At present it is impossible to propose a mechanism for the action of the indicated additives on radiation polymerization. There is no doubt that in these cases the polymerization reaction proceeds with the participation of the surface of the solid additives. In this connection, the role of the solid additives may be expressed both in increasing the yield of initiating centers of polymerization and in suppressing the termination reaction as a result of fixation of the corresponding counterion on the surface. Further investigations should clarify this question.
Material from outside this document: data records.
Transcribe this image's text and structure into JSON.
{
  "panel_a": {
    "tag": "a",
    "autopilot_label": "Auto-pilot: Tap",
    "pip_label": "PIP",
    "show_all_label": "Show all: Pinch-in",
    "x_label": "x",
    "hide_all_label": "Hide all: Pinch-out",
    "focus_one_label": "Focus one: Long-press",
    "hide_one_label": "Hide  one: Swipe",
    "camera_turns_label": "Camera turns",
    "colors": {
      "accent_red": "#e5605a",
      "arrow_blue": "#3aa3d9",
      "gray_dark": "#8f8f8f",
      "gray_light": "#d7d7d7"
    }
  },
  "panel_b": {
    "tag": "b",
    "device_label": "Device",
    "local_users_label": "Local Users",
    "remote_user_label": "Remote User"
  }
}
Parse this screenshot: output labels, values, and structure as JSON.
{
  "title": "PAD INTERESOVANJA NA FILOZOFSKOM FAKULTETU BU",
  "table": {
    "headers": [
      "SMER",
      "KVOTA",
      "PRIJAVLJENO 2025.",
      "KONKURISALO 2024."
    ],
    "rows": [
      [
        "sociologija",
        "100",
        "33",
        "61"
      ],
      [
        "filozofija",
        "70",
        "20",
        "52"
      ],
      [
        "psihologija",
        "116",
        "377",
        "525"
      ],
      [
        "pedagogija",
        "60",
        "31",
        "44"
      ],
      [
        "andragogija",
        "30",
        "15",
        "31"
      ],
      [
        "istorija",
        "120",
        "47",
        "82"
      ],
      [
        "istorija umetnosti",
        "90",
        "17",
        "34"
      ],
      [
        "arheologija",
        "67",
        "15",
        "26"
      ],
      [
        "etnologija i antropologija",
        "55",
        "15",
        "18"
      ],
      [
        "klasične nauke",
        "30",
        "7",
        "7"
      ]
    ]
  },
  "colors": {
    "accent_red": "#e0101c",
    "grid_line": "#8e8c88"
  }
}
Physico-Chemical Institute
named after L. Ya. Karpov
Received
15 VII 1963
REFERENCES
¹ R. Worrall, S. H. Pinner, J. Polym. Sci., 34, No. 127, 229 (1959).
² F. L. Dalton, G. Glawitsch, R. Roberts, Polym., 2, No. 4 (1961).
³ M. K. Yakovleva, A. P. Sheinker, A. D. Abkin, Vysokomolek. soed., 3, issue 6, 828 (1961).
⁴ L. P. Mezhiirova, Z. Smirasevich et al., Vysokomolek. soed., 5, 4, 473 (1963).